Boydton, Va., waited almost two centuries to get a city seal. It came as a pen and ink sketch by octogenarian Ruth Crowder, a dedicated town denizen who had earlier drawn up the seal for Mecklenburg County, for which the town of slightly more than 400 residents serves as county seat.
Crowder, now 93, said she was “more or less self-taught” as an artist and spent many years producing pictures of several of the town’s historic buildings and painting portraits, mainly of children.
For Boydton’s seal, she chose to feature and label three buildings in town that “were very dear to me.” She drew the columned face of the “perfectly beautiful” county courthouse, which she said was “very much like the state capitol building in Richmond.”
Also included is a brick building from Randolph-Macon College, a Methodist seminary converted into a military cadet training academy during the American Civil War. “The college had to be moved, but at one time we were a college town,” said Crowder.
Rounding out the architectural images is a depiction harkening to the religious heritage of the town: the Presbyterian Meeting House, Boydton’s oldest church, built in 1820.
In the 19th century, the town was the terminus of the Boydton and Petersburg Plank Road, an 80-mile thoroughfare covered with wooden planks.
In 1790 the town’s founder, Alexander Boyd, a Scottish immigrant merchant, operated Boyd’s Tavern, the settlement’s structural centerpiece. He designed, platted, founded and self-named the town in 1812, naming many of the streets after heroes of the War of 1812. Boydton was incorporated in 1834 and became the county seat shortly thereafter.
The small, one-story building was the center for dining and lodging for the college’s students, faculty and their families and the local horse-racing crowd attracted by the area’s national reputation as an early horse-breeding region.
The tavern’s history is marked by change and adaptation. In 1816 the building was expanded and its appearance was changed a er the Civil War.
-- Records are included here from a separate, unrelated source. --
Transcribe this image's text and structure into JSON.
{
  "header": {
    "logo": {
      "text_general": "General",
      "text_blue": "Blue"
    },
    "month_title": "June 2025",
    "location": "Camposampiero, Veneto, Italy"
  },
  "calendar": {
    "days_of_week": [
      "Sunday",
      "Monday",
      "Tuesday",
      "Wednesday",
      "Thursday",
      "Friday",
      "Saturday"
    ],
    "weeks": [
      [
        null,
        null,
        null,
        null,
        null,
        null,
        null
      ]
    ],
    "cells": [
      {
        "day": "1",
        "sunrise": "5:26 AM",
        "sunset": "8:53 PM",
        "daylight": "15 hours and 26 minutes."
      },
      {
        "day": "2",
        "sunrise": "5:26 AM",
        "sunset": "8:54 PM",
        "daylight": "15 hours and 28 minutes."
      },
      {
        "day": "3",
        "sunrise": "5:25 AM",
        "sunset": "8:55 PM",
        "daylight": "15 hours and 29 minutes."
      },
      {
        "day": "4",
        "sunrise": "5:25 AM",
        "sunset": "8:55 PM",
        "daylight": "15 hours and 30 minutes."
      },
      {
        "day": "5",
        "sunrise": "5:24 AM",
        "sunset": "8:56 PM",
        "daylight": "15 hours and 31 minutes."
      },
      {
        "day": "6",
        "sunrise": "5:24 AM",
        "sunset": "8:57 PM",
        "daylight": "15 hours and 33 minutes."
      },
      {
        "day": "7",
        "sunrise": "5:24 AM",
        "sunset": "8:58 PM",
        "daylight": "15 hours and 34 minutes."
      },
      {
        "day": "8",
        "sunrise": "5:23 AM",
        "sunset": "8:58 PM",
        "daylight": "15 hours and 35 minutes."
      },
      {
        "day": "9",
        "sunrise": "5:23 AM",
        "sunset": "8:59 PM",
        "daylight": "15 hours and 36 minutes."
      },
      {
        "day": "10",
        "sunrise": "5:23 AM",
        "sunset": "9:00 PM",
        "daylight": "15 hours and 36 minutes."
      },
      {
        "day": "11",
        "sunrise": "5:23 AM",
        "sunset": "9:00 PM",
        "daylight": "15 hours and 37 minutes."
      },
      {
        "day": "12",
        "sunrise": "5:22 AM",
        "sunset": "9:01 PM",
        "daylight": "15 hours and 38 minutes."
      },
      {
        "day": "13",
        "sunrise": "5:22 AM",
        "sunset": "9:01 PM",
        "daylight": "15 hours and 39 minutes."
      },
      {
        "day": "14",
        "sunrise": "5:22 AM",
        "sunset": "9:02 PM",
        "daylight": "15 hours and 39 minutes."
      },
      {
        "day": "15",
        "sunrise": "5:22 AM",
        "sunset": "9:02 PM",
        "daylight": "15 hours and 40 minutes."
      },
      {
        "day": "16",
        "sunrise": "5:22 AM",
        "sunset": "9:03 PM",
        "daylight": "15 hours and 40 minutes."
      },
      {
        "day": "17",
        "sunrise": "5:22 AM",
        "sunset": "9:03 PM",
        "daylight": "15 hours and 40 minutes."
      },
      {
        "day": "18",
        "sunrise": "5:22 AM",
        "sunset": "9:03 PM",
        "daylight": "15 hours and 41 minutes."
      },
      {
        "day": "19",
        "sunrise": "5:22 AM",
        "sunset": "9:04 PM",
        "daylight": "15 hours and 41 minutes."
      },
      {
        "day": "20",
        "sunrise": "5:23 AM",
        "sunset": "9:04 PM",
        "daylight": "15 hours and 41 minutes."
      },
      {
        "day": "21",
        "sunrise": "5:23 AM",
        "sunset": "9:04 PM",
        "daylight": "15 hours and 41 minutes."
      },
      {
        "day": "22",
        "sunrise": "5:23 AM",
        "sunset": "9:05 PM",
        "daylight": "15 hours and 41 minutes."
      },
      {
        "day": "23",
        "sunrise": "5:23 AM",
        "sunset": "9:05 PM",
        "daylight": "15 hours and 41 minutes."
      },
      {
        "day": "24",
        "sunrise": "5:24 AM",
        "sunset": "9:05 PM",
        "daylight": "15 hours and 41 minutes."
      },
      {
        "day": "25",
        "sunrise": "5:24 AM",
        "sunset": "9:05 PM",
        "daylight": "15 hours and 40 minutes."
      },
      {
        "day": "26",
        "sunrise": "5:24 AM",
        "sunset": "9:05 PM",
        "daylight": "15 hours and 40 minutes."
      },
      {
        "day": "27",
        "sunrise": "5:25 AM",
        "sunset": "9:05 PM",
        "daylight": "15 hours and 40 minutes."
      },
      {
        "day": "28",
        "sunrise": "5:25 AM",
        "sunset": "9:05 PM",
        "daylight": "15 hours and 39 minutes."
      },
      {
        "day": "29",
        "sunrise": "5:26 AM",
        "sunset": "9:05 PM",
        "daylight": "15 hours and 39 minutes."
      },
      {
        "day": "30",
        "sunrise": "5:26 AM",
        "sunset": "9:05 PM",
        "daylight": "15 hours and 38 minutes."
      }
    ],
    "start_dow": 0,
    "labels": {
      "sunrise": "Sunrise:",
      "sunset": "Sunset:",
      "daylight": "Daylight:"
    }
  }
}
Further exterior alterations were made in the early 20th century and the building served as a hotel and boarding house before being converted to apartments in 1922.
In 1976 the Boyd Tavern was placed on the state and national registers of historical places and was recently restored and opened to the public for tours.
A current tavern in town originally served as the office for the stagecoach line to Petersburg.